You hear a lot of differing advice from people on the subject of how long it’s okay to keep your preserved food once you’ve canned it. Some people say that it’s a year to the date that it went into the jars. Others will tell you that they recently ate the last of the tomatoes their grandmother canned in the summer of ’99 (1999, that is). I’m here to tell you that it’s somewhere in between.

If you talk to one of the Master Food Preservers out there or folks from the National Center for Home Food Preservation, the answer goes something like this: “For highest quality, properly stored preserved foods are best eaten within a year of canning.” (Here’s exactly what the NCHFP says.)

Some people might read that statement and think that it means that they have exactly a year to eat through every last jar. The real answer is a bit more nuanced. You will get the very best flavor and quality from a jar that is in its first year, but there’s no internal self destruct devise inside the jar that goes off on day 366 or 367. Preserves older than a year are still safe for consumption.

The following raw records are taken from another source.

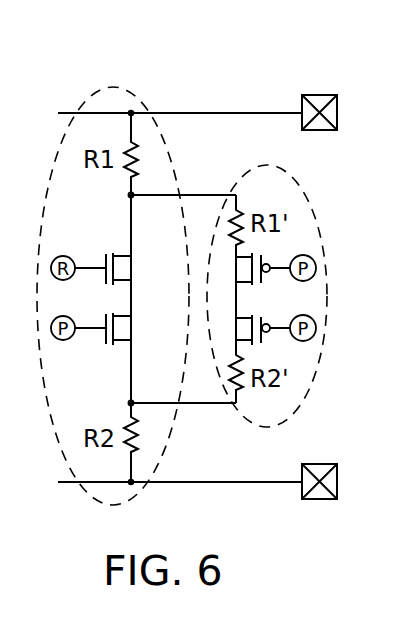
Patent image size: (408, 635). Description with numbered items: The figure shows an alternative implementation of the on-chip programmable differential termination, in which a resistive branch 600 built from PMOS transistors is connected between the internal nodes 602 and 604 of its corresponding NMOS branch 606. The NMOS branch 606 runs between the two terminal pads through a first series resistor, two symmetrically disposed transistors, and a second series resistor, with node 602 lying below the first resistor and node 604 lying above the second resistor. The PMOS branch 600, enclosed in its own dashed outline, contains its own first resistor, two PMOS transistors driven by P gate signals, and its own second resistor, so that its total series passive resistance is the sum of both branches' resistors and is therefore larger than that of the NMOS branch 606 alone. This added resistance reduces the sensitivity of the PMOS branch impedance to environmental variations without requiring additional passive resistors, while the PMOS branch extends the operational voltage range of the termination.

The resistive branch 600 is at (308, 197).
The internal node 602 is at (131, 195).
The internal node 604 is at (131, 403).
The resistive branch 606 is at (122, 88).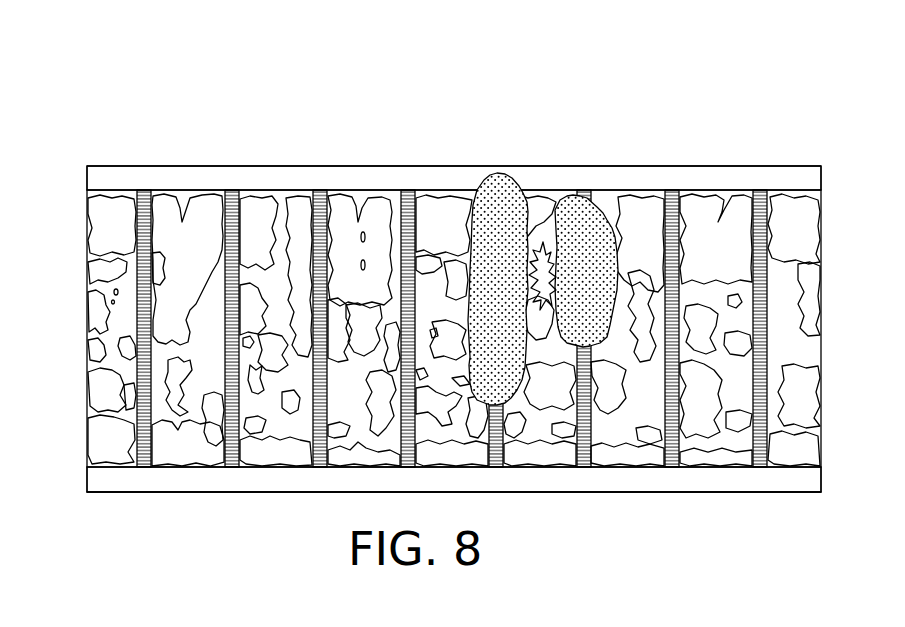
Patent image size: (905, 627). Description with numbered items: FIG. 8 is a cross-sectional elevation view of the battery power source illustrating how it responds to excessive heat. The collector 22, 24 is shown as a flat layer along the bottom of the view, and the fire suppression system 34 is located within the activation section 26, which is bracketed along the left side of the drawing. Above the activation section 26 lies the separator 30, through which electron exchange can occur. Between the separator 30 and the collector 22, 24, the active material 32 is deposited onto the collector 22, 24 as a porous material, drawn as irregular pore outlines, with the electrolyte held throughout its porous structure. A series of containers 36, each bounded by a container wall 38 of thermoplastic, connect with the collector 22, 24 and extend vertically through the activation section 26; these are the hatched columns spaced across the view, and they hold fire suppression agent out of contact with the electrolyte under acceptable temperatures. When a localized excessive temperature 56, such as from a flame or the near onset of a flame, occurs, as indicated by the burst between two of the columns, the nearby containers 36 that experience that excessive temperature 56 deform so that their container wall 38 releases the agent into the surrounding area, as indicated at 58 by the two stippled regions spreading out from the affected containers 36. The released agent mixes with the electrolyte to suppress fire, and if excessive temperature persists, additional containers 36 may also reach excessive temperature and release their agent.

The anode 22 is at (815, 478).
The cathode 24 is at (487, 518).
The activation section 26 is at (78, 191).
The separator 30 is at (818, 167).
The active material 32 is at (795, 280).
The fire suppression system 34 is at (762, 110).
The containers 36 is at (758, 190).
The container wall 38 is at (812, 323).
The localized excessive temperature 56 is at (538, 243).
The released agent area 58 is at (488, 177).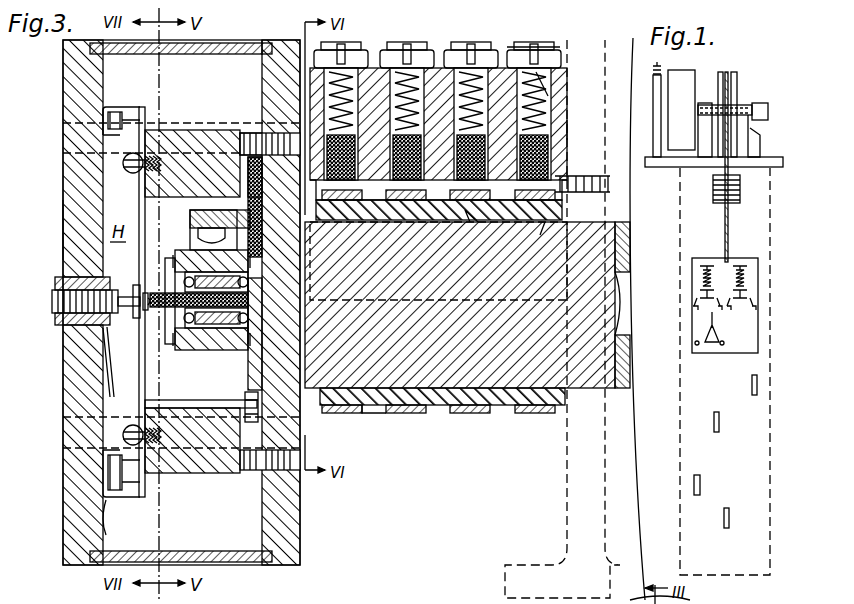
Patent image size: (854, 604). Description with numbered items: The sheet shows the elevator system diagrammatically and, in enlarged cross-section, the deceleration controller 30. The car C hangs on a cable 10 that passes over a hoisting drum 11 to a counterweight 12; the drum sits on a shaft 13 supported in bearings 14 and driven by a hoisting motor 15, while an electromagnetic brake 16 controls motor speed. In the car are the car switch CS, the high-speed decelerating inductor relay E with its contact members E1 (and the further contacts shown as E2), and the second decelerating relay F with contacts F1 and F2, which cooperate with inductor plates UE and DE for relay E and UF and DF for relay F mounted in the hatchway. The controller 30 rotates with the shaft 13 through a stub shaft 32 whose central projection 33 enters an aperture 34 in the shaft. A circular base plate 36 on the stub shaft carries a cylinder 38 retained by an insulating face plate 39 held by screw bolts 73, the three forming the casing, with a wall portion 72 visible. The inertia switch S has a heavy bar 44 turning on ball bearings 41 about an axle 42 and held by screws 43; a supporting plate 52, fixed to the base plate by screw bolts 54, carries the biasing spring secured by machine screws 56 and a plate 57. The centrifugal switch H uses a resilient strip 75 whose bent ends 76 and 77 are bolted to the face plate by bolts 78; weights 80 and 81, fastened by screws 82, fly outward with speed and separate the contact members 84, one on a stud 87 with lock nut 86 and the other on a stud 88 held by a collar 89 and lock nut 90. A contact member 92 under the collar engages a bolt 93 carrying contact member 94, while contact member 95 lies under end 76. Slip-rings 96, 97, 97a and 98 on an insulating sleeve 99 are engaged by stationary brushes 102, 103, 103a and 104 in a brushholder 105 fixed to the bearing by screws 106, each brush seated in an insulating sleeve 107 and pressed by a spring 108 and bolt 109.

In FIG. 1, the cable 10 is at (729, 222).
In FIG. 1, the hoisting drum 11 is at (737, 94).
In FIG. 1, the counterweight 12 is at (740, 187).
In FIG. 3, the shaft 13 is at (632, 228).
In FIG. 1, the shaft 13 is at (703, 108).
In FIG. 3, the bearings 14 is at (578, 480).
In FIG. 1, the hoisting motor 15 is at (685, 72).
In FIG. 1, the electromagnetic brake 16 is at (654, 95).
In FIG. 3, the deceleration controller 30 is at (418, 465).
In FIG. 1, the deceleration controller 30 is at (765, 105).
In FIG. 3, the stub shaft 32 is at (502, 405).
In FIG. 3, the central projection 33 is at (633, 292).
In FIG. 3, the aperture 34 is at (636, 330).
In FIG. 3, the circular base plate 36 is at (262, 95).
In FIG. 3, the cylinder 38 is at (218, 41).
In FIG. 3, the face plate 39 is at (65, 236).
In FIG. 3, the ball bearings 41 is at (170, 345).
In FIG. 3, the stub shaft or axle 42 is at (243, 350).
In FIG. 3, the screws 43 is at (176, 260).
In FIG. 3, the heavy bar 44 is at (196, 350).
In FIG. 3, the supporting plate 52 is at (254, 177).
In FIG. 3, the screw bolts 54 is at (255, 133).
In FIG. 3, the machine screws 56 is at (195, 206).
In FIG. 3, the plate 57 is at (198, 228).
In FIG. 3, the wall 72 is at (272, 42).
In FIG. 3, the screw bolts 73 is at (243, 131).
In FIG. 3, the resilient strip or flat spring 75 is at (140, 370).
In FIG. 3, the outer end of strip 76 is at (118, 498).
In FIG. 3, the outer end of strip 77 is at (122, 103).
In FIG. 3, the bolts 78 is at (166, 491).
In FIG. 3, the weight member 80 is at (203, 475).
In FIG. 3, the weight member 81 is at (166, 135).
In FIG. 3, the screws 82 is at (133, 174).
In FIG. 3, the contact members 84 is at (128, 297).
In FIG. 3, the lock nut 86 is at (145, 290).
In FIG. 3, the screw threaded stud 87 is at (146, 318).
In FIG. 3, the screw threaded stud 88 is at (52, 312).
In FIG. 3, the collar 89 is at (70, 330).
In FIG. 3, the lock nut 90 is at (62, 326).
In FIG. 3, the contact member 92 is at (110, 365).
In FIG. 3, the bolt 93 is at (201, 394).
In FIG. 3, the contact member 94 is at (252, 393).
In FIG. 3, the contact member 95 is at (107, 530).
In FIG. 3, the slip-ring 96 is at (345, 413).
In FIG. 3, the slip-ring 97 is at (420, 413).
In FIG. 3, the slip-ring 97a is at (470, 413).
In FIG. 3, the slip-ring 98 is at (535, 413).
In FIG. 3, the insulating sleeve 99 is at (375, 413).
In FIG. 3, the stationary brush 102 is at (368, 130).
In FIG. 3, the stationary brush 103 is at (400, 222).
In FIG. 3, the stationary brush 103a is at (476, 222).
In FIG. 3, the stationary brush 104 is at (536, 222).
In FIG. 3, the brushholder 105 is at (567, 129).
In FIG. 3, the screws 106 is at (579, 176).
In FIG. 3, the insulating sleeve 107 is at (445, 243).
In FIG. 3, the spring 108 is at (540, 72).
In FIG. 3, the screw threaded bolt 109 is at (520, 47).
In FIG. 1, the centrifugal switch H is at (788, 233).
In FIG. 3, the inertia switch S is at (222, 375).
In FIG. 1, the car C is at (725, 321).
In FIG. 1, the second decelerating inductor relay F is at (707, 280).
In FIG. 1, the high-speed decelerating inductor relay E is at (740, 280).
In FIG. 1, the contact F1 is at (699, 313).
In FIG. 1, the contact F2 is at (721, 315).
In FIG. 1, the contact members E1 is at (736, 315).
In FIG. 1, the contact E2 is at (749, 320).
In FIG. 1, the car switch CS is at (714, 328).
In FIG. 1, the inductor plate DE is at (756, 382).
In FIG. 1, the inductor plate DF is at (720, 422).
In FIG. 1, the inductor plate UF is at (701, 485).
In FIG. 1, the inductor plate UE is at (741, 518).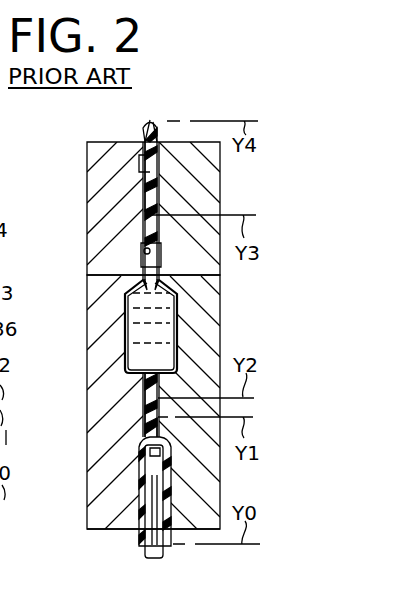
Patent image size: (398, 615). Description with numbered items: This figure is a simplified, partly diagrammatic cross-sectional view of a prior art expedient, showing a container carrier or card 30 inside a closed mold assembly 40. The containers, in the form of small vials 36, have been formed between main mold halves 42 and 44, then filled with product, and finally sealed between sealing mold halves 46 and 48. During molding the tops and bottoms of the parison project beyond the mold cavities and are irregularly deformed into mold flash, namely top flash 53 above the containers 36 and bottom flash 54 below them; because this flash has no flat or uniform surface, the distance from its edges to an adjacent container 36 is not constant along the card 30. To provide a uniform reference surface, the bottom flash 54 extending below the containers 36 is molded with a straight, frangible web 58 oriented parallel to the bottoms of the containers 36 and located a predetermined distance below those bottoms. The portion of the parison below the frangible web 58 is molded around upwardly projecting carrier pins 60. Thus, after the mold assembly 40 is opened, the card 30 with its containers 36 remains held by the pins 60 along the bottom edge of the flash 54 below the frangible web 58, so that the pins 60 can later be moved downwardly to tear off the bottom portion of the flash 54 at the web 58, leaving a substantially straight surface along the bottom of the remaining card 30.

The container carrier or card 30 is at (130, 128).
The vial 36 is at (167, 334).
The mold assembly 40 is at (76, 541).
The main mold half 42 is at (108, 481).
The main mold half 44 is at (198, 491).
The sealing mold half 46 is at (108, 239).
The sealing mold half 48 is at (200, 191).
The top flash 53 is at (163, 122).
The bottom flash 54 is at (165, 546).
The frangible web 58 is at (147, 408).
The carrier pin 60 is at (145, 553).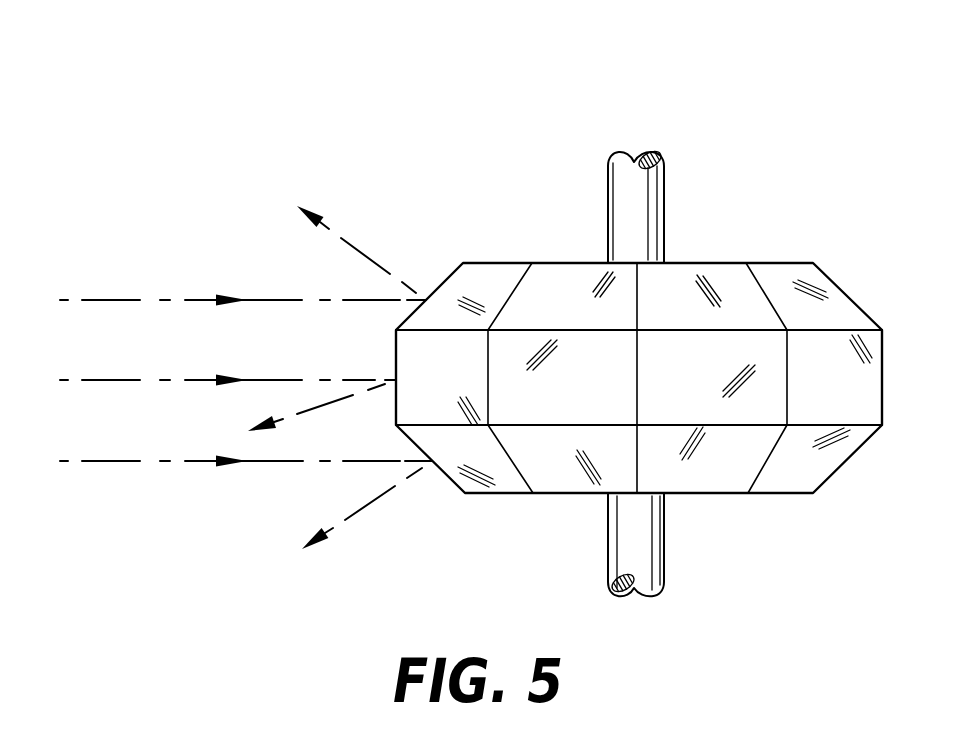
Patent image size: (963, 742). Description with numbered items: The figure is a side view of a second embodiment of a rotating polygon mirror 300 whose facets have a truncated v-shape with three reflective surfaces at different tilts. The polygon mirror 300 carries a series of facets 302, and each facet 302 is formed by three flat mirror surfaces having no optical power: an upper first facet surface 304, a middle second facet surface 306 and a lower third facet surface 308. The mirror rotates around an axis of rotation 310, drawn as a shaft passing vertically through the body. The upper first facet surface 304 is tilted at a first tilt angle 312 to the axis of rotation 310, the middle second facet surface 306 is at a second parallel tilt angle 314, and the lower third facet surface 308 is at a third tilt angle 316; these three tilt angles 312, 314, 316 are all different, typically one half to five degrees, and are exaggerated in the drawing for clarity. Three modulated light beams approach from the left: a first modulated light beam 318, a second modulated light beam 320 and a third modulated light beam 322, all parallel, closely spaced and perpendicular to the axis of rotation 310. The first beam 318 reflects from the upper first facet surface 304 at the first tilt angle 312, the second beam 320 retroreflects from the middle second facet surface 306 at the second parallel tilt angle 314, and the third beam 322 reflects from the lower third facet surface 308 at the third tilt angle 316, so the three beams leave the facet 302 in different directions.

The rotating polygon mirror 300 is at (698, 90).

Home preserved foods remain safe for eating far longer than their first year, but their quality does decline the longer the jars remain on the shelf (or in my case, under the couch). This means that the jam you made two or three years ago is probably still just fine to eat but it may not taste quite as good as did on that summer afternoon when you first put it in the jars. Chances are good, though, that it will still be more delicious than anything you’re able to buy at the grocery store.

If you have some elderly high acid preserves that you’d like to eat up but are making you nervous, here’s what to do. Pull one off the shelf and take a good look at it. In the case of jams, jellies, butters, and other spreads, look to see if it changed colors radically (a little surface discoloration is normal, but total color alternation or loss is suspect). For pickles, relishes, and whole preserved fruit, look at the quality of the brine or syrup. Has it gotten muddy or opaque? Has the liquid level dropped significantly?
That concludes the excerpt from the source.